Bush's legacy is Obama's uncertain mandate

Mark Forman’s early work lives on, but here's what must come next

When Mark Forman packed up his office in August 2003, he promised that the Bush administration would remain fully committed to the e-government component of the President’s Management Agenda. Forman, who left the Office of Management and Budget for a new career at KPMG, had reason to feel possessive about the initiatives. Empowered by the E-Government Act of 2002, he had led the program from its birth through its early stages.

Remarkably, all 24 of the initiatives have survived, despite scant congressional support and small budgets. I found them all still available at their original Web addresses. Portal managers had updated each site at least once in 2008, with the exception of the records management site, which, because of the nature of its content, does not need updating as frequently as the others do.

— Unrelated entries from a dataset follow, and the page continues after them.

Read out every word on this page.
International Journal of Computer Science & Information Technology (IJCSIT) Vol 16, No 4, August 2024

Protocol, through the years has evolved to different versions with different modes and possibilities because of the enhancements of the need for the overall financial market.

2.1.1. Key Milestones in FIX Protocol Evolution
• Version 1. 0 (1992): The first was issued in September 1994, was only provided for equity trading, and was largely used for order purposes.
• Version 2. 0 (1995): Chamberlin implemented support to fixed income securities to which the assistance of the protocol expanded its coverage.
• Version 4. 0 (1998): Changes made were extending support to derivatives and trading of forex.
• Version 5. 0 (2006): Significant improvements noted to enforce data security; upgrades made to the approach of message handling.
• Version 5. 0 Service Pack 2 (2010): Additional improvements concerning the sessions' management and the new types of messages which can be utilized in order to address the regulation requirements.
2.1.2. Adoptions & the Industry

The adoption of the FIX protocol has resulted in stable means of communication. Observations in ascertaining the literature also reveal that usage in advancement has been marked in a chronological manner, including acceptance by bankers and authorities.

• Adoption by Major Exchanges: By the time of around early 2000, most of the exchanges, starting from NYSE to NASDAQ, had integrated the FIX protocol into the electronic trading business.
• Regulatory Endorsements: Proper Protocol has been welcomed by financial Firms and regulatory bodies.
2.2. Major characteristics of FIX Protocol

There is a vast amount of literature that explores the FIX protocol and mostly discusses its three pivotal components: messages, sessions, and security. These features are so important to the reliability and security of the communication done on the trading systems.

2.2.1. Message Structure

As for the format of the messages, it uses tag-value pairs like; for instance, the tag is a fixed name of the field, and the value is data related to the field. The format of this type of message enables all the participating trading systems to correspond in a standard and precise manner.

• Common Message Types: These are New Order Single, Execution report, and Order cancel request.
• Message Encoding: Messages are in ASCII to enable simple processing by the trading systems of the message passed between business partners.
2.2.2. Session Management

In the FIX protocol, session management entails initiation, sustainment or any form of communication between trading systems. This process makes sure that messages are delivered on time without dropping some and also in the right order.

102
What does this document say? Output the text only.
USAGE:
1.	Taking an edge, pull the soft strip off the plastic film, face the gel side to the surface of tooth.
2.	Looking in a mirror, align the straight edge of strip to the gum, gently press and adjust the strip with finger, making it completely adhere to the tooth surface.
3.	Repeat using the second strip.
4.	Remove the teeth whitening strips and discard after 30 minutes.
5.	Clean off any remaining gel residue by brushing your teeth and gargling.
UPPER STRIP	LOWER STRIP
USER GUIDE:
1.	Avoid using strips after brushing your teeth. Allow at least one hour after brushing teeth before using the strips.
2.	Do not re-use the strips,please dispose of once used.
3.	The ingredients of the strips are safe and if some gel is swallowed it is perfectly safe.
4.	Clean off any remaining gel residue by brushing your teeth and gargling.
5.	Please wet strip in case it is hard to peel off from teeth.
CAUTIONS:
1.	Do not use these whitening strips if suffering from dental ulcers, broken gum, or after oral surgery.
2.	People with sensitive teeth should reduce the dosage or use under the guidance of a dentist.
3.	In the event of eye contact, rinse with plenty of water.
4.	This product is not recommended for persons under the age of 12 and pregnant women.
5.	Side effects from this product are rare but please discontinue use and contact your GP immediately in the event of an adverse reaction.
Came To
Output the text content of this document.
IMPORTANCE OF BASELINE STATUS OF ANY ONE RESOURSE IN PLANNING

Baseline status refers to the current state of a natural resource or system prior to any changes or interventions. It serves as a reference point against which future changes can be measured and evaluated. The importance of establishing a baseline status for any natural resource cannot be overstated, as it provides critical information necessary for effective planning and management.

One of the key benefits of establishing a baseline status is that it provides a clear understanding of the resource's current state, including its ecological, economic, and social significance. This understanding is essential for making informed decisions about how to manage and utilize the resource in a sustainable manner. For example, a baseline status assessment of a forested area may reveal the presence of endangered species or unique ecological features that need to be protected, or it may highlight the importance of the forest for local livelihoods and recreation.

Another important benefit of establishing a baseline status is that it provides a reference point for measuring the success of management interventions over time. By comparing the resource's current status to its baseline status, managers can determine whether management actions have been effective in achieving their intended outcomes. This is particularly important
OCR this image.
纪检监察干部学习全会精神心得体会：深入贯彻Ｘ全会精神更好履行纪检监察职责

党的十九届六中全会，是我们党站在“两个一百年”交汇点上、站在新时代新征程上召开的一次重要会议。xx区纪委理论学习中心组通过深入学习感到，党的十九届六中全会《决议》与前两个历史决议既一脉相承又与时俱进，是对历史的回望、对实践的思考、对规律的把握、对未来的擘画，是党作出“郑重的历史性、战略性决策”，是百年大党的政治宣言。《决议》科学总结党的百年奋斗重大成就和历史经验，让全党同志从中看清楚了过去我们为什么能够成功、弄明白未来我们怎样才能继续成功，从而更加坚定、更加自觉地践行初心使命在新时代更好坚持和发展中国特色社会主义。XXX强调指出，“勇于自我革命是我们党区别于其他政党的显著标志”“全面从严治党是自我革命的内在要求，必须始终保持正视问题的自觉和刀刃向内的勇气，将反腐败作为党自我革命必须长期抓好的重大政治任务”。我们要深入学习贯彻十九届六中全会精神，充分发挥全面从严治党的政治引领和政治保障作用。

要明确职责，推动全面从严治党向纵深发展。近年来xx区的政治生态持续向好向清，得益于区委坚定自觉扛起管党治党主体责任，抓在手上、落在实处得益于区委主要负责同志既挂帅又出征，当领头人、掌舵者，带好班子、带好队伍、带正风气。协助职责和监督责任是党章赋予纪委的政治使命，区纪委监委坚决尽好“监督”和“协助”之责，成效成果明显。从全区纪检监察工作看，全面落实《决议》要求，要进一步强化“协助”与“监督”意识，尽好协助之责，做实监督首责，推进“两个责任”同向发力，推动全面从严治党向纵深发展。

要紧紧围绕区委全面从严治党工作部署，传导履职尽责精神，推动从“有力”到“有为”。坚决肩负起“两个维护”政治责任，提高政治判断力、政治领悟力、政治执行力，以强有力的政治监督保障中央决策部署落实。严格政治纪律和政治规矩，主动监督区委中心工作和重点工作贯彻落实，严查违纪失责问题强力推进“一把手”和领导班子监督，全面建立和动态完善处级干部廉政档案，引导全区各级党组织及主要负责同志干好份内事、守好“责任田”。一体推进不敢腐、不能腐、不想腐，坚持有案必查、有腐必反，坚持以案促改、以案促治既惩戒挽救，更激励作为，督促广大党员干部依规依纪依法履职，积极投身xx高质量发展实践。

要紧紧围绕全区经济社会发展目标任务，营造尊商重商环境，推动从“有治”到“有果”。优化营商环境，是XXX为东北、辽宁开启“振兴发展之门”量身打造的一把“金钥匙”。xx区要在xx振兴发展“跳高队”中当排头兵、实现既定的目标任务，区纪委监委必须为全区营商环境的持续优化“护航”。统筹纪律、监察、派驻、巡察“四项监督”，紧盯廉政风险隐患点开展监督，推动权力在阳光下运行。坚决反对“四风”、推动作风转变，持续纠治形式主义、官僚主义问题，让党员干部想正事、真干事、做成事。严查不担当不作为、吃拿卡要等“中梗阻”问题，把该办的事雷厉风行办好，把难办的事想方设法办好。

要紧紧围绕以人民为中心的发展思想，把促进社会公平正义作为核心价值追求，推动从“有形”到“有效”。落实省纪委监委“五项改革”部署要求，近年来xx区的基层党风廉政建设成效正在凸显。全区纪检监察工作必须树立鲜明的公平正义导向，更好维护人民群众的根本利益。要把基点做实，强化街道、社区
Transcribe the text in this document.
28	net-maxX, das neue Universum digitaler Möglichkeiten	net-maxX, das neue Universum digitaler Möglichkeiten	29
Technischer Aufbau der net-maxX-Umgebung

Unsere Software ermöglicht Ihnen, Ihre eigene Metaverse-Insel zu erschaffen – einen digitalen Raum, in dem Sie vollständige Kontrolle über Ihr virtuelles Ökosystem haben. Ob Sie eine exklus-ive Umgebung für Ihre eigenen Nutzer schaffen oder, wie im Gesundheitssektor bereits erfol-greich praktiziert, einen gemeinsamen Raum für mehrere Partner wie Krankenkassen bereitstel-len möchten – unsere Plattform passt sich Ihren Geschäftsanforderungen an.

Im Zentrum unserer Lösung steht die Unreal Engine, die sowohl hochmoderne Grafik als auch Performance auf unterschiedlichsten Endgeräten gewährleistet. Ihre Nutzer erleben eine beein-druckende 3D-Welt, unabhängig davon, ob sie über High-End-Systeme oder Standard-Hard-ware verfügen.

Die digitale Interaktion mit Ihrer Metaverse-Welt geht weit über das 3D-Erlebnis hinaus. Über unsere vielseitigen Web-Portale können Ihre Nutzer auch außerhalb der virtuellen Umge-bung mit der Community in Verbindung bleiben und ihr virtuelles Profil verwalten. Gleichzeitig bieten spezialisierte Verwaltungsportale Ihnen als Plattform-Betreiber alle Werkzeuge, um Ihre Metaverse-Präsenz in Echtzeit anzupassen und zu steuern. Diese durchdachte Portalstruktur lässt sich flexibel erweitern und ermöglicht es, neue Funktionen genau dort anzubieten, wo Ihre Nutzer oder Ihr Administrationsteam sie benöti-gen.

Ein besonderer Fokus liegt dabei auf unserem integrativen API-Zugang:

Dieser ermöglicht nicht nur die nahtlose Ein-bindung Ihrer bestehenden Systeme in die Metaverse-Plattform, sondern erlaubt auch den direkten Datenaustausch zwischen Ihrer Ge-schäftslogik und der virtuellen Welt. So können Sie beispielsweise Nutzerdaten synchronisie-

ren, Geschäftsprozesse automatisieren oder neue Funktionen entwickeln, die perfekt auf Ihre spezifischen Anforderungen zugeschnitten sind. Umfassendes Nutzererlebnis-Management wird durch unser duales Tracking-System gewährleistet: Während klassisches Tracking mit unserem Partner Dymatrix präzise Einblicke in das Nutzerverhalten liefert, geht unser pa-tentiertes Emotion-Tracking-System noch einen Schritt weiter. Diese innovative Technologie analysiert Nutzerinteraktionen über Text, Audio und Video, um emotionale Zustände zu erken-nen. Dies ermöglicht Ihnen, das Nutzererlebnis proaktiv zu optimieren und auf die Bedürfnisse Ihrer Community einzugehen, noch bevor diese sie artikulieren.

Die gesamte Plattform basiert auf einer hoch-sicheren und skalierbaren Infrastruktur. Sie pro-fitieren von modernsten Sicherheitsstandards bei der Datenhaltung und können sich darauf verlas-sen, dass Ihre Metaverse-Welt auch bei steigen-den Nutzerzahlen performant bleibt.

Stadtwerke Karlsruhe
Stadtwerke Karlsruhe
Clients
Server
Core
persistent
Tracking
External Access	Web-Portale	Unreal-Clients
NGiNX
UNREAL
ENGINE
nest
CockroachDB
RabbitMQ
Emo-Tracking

The fact that the original 24 sites are active and have current information was a pleasant surprise. Many government officials did a remarkable job. Tribute is due to Karen Evans and her staff at OMB, John Sindelar and his staff at the General Services Administration, and the many agency managers who carried on without a lot of support for more than five years.

The success of the e-government initiatives — and the related lines-of-business initiatives that enable agencies to share back-end services — suggests that the government of the future can be one in which agency managers and policy-makers take a holistic view of government.

However, for now, the government continues to be composed of isolated silos. Budgets, legislative authority and congressional oversight committees are all based on individual agencies and departments, not on a broader view of the whole government. In addition, most managers have strong allegiance to their agencies and less to governmentwide goals.

The Obama administration has an opportunity to take a giant step forward. Collaboration and consolidation will save barrels of money while creating a streamlined, integrated government.

How can we get there when there are no organizations and only a few scattered people in government who think in those broad terms? Which people and organizations will help guide agency officials and Congress to the end state? At present, there is a void. But here are some suggestions for President Barack Obama and his team.
  • Create a new position of chief transformation officer at each agency. Staff the positions with capable people who share the goal of creating a government without boundaries and who already know how to make things happen in the government.
  • Create a White House office of federal, state and local government coordination to work collaboratively — not dictatorially — with state and local government officials.
  • Create another White House office to focus on collaborative strategies for the federal government as a whole.
  • Rethink the systems by which agency managers are rewarded so they are encouraged to take a comprehensive view and collaborate governmentwide.
Such an opportunity won’t come again until the next time a new administration arrives. Obama should move quickly to seize it. Once the new team members settle into their jobs, they will become busy with their daily work and have little time to think about taking down the boundaries.